This post is to give you some background on my next couple of downtown San Antonio destinations. All of these, the Institute of Texan Cultures, the Tower of the Americas, and HemisFair Park, are left over from the 1968 World’s Fair, which had the title “HemisFair ’68.” Under a principle known as “eminent domain,” the city seized the houses in and razed a residential neighborhood on the southwest side of downtown for the fair, which was a shame. Over a hundred buildings in the neighborhood were named as historic by the San Antonio Conservation Society, but ultimately only around 20 were saved. Those 20 houses are in the park today.
The theme of HemisFair ’68 was “The Confluence of Civilizations in the Americas,” and San Antonio chose to host the fair that year to honor the 250th anniversary of the founding of San Antonio.
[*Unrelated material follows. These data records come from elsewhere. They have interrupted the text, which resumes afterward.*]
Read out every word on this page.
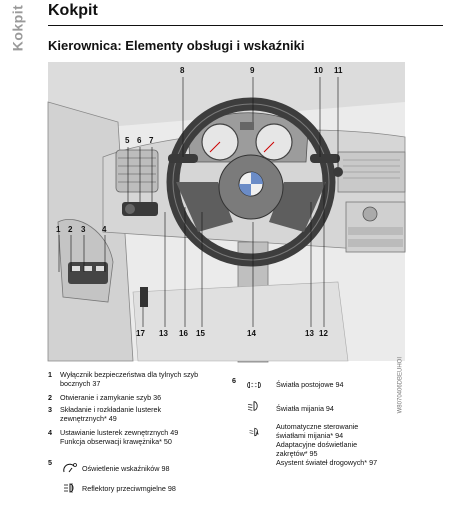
Kokpit Kokpit
Kierownica: Elementy obsługi i wskaźniki
8	9	10 11
5 6 7
1 2 3 4
17 13 16 15	14	13 12
W8070406DBEUHOI
1 Wyłącznik bezpieczeństwa dla tylnych szyb
bocznych 37
2 Otwieranie i zamykanie szyb 36
3 Składanie i rozkładanie lusterek
zewnętrznych* 49
4 Ustawianie lusterek zewnętrznych 49
Funkcja obserwacji krawężnika* 50
5
Oświetlenie wskaźników 98
Reflektory przeciwmgielne 98
6	Światła postojowe 94
Światła mijania 94
A
Automatyczne sterowanie
światłami mijania* 94
Adaptacyjne doświetlanie
zakrętów* 95
Asystent świateł drogowych* 97
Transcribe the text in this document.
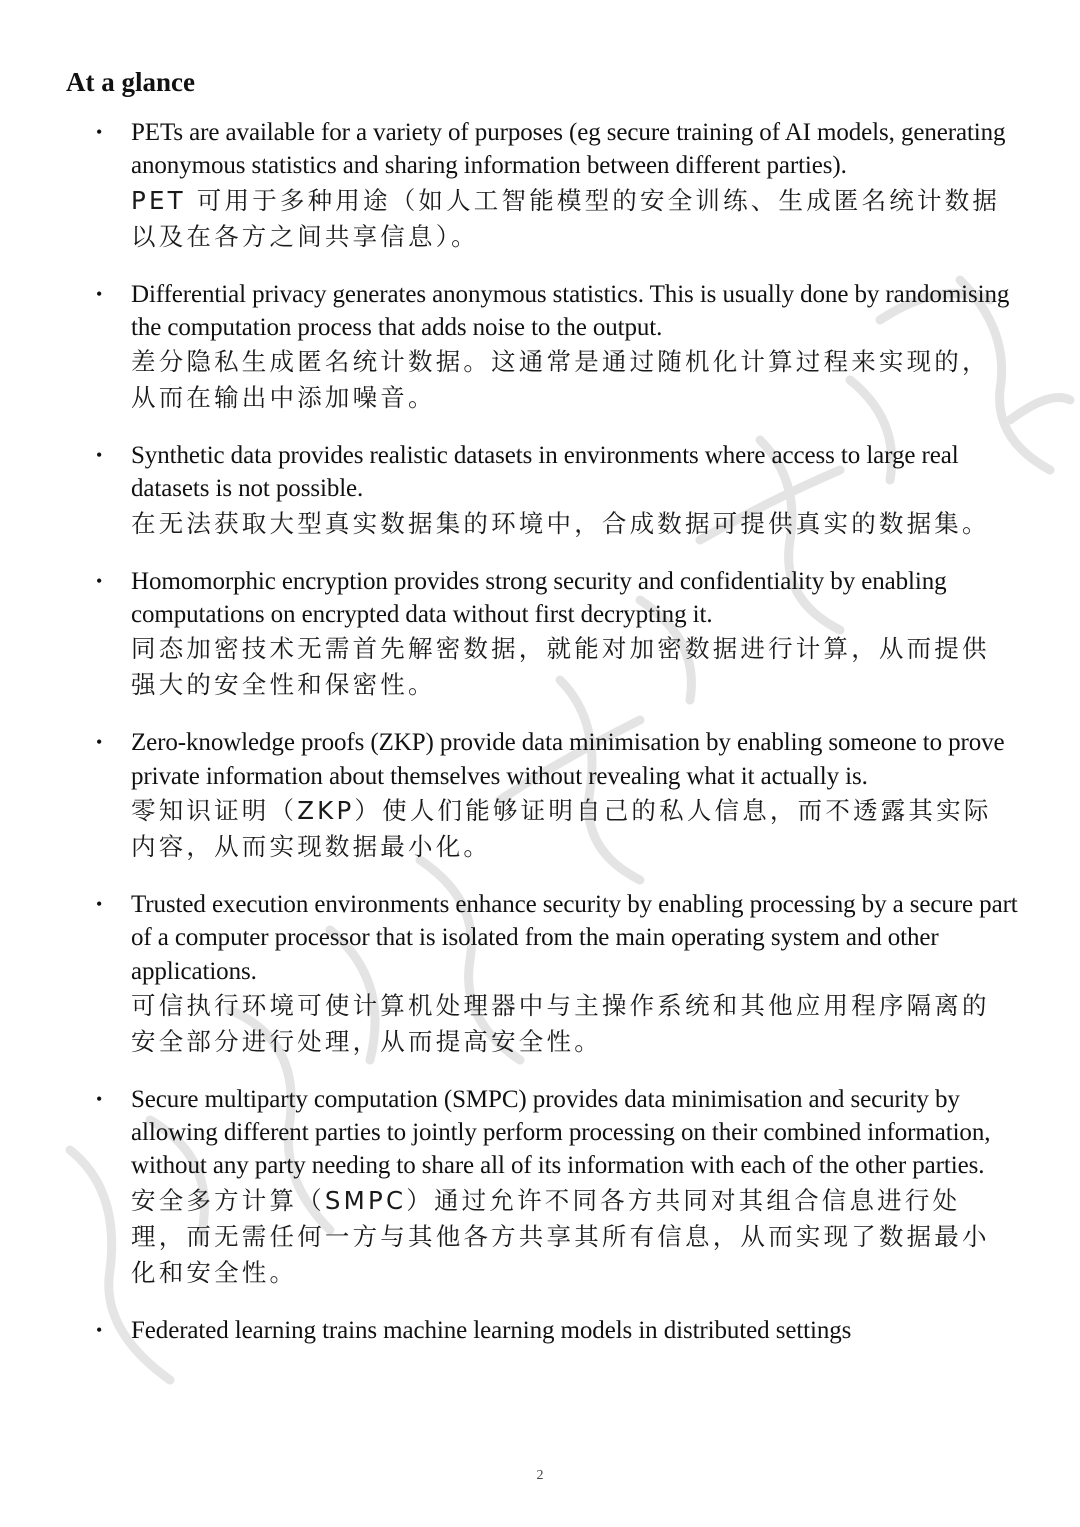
At a glance
• PETs are available for a variety of purposes (eg secure training of AI models, generating anonymous statistics and sharing information between different parties).
PET 可用于多种用途（如人工智能模型的安全训练、生成匿名统计数据以及在各方之间共享信息）。
• Differential privacy generates anonymous statistics. This is usually done by randomising the computation process that adds noise to the output.
差分隐私生成匿名统计数据。这通常是通过随机化计算过程来实现的，从而在输出中添加噪音。
• Synthetic data provides realistic datasets in environments where access to large real datasets is not possible.
在无法获取大型真实数据集的环境中，合成数据可提供真实的数据集。
• Homomorphic encryption provides strong security and confidentiality by enabling computations on encrypted data without first decrypting it.
同态加密技术无需首先解密数据，就能对加密数据进行计算，从而提供强大的安全性和保密性。
• Zero-knowledge proofs (ZKP) provide data minimisation by enabling someone to prove private information about themselves without revealing what it actually is.
零知识证明（ZKP）使人们能够证明自己的私人信息，而不透露其实际内容，从而实现数据最小化。
• Trusted execution environments enhance security by enabling processing by a secure part of a computer processor that is isolated from the main operating system and other applications.
可信执行环境可使计算机处理器中与主操作系统和其他应用程序隔离的安全部分进行处理，从而提高安全性。
• Secure multiparty computation (SMPC) provides data minimisation and security by allowing different parties to jointly perform processing on their combined information, without any party needing to share all of its information with each of the other parties.
安全多方计算（SMPC）通过允许不同各方共同对其组合信息进行处理，而无需任何一方与其他各方共享其所有信息，从而实现了数据最小化和安全性。
• Federated learning trains machine learning models in distributed settings
2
If a centennial is 100 years, a sesquicentennial is 150 years, a bicentennial is 200 years, is there a term for 250 years? Let’s check Google. Apparently 1968 was chosen in honor of the sestercentennial of the founding of San Antonio. Or possibly the quarter-millenial, since 250 is one-fourth of 1,000.
Looking at the buildings that still stand today, it seems that HemisFair ’68 must have had an odd layout. If you walk around HemisFair Park today, you’ll see that some of the buildings seem (to my mind) to point off in odd directions. The park tends mostly west-to-east, or northwest to southeast, (starting at Alamo Street) but two of the pavilions, the Women’s Pavilion and the Eastman Kodak Pavilion, are off near the southern edge, with what sure looks to me like the entrances pointing southeast, away from the center of the fair. The Universidad Nacional Autónoma de México (“UNAM”) is tucked up in a strange place alongside the Henry B. González Convention Center with a door that faces, again, away from the center of the fairgrounds. The building that UNAM is in might not be original to the fairgrounds, though. There’s something labeled “Amusement Area” in that spot on the map But it still seems kind of out of the way in its current location. I wish I could find some kind of diagram of the flow of traffic or something that would indicate why these locations seemed to make some kind of sense.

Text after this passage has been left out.